You don’t think Mickey Mouse will go there? Well, Mickey Mouse just went there.

Anyone getting a little bored with this never-ending feud between Ron DeSantis and Disney? Interesting! We’re not, at all. After a year of being targeted by the Florida governor over a statement the company wrote expressing displeasure with an anti-gay law, Disney finally sued Meatball Ron this week over “retaliation.” (The lawsuit might have bad consequences, by the way). The lawsuit ensures this feud will last, potentially, for many years to come—and Republicans are tiring of it. DeSantis’ latest anti-Disney requests to the Florida Legislature, which has acted as the governor’s rubber stamp for years, have “irritated conservative Republicans loath to target private businesses,” Politico reports. In the words of one lawmaker, “we’re not the party of cancel culture. We can’t keep doing this tit for tat.” (Coincidentally, this change in tone comes as Disney lobbyists in Tallahassee are ramping up their pressure on state lawmakers.) On the presidential primary front, Nikki Haley this week urged Disney World to relocate to South Carolina. “SC’s not woke,” she tweeted, “but we’re not sanctimonious about it either.” Kevin McCarthy is gently chastising DeSantis. Florida Sen. Marco Rubio, too. We wouldn’t be surprised to see DeSantis negotiate a cease-fire before his presidential campaign gets running in earnest.

Rank 7

7. Joe Manchin

Yeah, but you can’t lose any race you don’t enter.

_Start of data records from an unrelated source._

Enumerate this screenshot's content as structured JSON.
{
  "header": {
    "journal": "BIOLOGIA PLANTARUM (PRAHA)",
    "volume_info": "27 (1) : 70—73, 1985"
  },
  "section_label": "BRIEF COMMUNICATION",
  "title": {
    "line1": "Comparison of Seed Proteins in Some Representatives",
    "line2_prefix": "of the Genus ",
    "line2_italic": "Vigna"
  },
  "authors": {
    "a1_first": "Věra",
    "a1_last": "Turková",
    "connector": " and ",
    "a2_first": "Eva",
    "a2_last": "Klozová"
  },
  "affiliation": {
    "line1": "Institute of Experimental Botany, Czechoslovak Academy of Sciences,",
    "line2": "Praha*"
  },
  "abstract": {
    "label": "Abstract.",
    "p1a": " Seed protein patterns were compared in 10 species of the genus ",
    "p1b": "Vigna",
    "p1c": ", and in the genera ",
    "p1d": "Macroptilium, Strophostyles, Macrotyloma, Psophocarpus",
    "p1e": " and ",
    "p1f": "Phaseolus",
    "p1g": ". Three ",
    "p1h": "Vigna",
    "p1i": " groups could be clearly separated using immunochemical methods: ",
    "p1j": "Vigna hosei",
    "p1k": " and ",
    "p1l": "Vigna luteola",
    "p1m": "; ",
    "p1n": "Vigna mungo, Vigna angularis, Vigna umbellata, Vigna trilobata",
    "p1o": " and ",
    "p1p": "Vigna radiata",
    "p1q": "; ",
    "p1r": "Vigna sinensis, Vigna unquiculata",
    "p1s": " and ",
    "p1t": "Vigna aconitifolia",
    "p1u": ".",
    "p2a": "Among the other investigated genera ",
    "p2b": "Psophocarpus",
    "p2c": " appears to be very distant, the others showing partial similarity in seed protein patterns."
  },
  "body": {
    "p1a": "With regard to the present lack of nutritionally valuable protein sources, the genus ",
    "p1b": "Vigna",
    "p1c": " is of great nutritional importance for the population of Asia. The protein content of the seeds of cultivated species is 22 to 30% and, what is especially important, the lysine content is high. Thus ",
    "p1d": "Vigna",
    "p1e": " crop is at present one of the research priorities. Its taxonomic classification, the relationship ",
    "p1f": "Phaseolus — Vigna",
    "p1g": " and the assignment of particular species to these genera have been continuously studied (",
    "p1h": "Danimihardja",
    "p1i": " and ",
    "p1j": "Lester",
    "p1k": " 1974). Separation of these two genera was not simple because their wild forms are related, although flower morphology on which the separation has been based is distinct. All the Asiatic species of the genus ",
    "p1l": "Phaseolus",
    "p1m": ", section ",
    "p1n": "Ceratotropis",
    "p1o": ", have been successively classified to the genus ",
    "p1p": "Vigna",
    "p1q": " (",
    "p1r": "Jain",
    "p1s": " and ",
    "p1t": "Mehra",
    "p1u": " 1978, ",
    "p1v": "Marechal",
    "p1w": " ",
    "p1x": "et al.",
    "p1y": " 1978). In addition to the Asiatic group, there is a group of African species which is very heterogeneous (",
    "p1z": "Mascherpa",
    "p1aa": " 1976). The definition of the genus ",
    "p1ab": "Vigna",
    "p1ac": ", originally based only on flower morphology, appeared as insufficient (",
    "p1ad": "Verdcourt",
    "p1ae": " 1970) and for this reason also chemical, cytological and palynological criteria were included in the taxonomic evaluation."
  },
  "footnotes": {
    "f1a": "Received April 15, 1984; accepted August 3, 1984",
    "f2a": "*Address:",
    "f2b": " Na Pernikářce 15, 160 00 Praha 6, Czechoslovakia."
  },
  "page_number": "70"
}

As the Surge wrote in a separate piece this week, West Virginia Sen. Joe Manchin is having a bit of a meltdown as his luck appears to be running out. Should he run for Senate, he’d run down-ballot of a Republican presidential nominee who’s going to win the state by 40 points. The worse news for Manchin this week was that national Republicans successfully recruited popular West Virginia Gov. Jim Justice to run against Manchin (should Justice clear his primary). Manchin is exuding panic in everything he does these days, from his threat to try to repeal his own signature bill from last year, the Inflation Reduction Act, to his vitriolic statements against the radical left-wing Biden administration. If he opts against running for Senate reelection, he could also run for president as an independent—the sprightly “youth” option who’d be 77 upon entering office. In a statement on Thursday night, Manchin said, “make no mistake, I will win any race I enter.” Sure, sure. And the Surge guarantees we would win any Kentucky Derby race we entered, on foot. We’re pretty busy that weekend, though.